恋心



「あーっ…最悪だ…最悪だぁー」


「えっ?何?どうしたの?」



ガクッと肩を落として落ち込む親父に、若菜が近付いていく。




「なかったんだ…ビール…そういや、昨日、調子に乗って四本も飲んじゃったんだよ」



…は?


一瞬、シーンとなって。



「はぁ⁉バカじゃないの!そんなことでいちいち大きな声出したり落ち込まないでよ!」



若菜の呆れた声がキッチンで響いた。



「ハハッ…」


なんかおかしくて。

笑ってしまう俺。



「っていうか一日一本、多くても二本の約束でしょう⁉」



怒った声で、親父を叱る若菜。



「ごめん…つい」



そして、シュンとなって謝る親父。



「まぁまぁ、そう怒るなって。
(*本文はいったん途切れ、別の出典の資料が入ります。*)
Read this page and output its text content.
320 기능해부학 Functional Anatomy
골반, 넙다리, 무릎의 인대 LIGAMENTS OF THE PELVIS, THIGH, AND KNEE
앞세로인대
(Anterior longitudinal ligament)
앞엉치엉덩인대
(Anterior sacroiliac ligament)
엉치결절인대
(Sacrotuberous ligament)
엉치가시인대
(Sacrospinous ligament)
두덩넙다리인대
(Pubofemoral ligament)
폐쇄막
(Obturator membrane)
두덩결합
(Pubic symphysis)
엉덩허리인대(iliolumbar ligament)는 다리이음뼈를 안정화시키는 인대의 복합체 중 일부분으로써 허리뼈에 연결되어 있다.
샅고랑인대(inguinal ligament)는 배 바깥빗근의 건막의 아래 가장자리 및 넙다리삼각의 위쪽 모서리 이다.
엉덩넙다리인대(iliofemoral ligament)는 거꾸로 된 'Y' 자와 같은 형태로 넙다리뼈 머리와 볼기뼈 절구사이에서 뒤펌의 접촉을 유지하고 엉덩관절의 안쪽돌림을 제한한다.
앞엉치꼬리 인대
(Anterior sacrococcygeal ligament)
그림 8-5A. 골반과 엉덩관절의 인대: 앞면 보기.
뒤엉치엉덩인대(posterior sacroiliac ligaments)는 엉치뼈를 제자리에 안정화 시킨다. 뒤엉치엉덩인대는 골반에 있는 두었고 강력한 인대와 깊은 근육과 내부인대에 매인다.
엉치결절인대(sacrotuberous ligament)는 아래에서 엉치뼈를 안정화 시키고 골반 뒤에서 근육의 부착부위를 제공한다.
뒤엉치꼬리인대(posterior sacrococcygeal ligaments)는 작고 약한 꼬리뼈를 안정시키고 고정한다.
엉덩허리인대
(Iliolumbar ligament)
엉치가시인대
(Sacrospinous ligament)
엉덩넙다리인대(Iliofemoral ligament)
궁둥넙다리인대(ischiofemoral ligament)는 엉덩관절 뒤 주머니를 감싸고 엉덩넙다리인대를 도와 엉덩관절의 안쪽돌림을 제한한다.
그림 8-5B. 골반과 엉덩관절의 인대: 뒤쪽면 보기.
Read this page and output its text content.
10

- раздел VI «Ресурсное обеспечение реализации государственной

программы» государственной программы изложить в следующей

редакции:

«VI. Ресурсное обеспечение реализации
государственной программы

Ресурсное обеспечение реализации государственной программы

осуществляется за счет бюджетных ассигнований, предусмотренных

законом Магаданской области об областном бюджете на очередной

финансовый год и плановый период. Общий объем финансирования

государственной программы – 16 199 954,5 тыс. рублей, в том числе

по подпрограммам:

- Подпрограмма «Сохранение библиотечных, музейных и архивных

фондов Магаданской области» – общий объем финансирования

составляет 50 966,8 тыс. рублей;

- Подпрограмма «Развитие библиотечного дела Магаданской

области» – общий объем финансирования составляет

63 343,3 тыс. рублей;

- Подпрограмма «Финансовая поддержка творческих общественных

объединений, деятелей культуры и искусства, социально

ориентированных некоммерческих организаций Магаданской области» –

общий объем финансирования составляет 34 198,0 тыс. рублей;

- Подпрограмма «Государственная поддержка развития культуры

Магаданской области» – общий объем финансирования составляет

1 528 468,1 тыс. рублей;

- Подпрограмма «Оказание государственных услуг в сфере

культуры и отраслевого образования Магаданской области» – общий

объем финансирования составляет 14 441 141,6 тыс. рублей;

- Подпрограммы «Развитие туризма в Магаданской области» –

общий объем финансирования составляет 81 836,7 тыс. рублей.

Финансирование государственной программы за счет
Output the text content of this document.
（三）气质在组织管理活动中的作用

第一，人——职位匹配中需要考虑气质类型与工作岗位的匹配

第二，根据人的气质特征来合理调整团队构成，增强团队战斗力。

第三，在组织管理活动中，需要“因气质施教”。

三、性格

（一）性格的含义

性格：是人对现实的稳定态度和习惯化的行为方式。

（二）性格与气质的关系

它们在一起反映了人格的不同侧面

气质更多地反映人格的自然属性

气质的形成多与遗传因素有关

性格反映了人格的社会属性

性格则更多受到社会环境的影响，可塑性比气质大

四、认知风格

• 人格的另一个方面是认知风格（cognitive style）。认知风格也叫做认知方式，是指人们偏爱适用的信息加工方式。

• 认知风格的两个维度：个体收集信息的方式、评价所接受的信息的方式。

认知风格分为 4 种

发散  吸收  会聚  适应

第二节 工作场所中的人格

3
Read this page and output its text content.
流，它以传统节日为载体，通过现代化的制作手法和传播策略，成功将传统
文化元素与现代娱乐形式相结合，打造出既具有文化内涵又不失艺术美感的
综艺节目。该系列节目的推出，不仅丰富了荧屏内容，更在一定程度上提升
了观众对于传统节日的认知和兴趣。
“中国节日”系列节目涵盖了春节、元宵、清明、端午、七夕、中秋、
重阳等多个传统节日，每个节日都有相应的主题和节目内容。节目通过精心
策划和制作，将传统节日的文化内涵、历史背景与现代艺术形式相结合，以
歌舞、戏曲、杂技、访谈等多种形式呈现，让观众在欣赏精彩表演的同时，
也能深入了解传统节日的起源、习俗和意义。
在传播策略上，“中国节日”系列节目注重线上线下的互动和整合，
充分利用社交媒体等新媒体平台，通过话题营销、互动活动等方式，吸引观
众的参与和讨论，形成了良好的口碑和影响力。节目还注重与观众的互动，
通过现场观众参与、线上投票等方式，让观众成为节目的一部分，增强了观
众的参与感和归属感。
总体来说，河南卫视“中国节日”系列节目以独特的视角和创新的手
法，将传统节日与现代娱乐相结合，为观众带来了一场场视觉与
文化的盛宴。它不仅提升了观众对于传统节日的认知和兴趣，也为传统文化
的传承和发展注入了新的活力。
俺ビール買ってきてやるから。風呂入ってこいよ」


「大雅マジか!優しい息子だなぁお前!」


「ったく調子良すぎじゃん、親父。あ、でも買いにいく代わりに漫画買ってもらうから」


「おー、買え買え」



呆れたように笑った親父は、財布をポンと俺に渡すとそのまま風呂へ入っていった。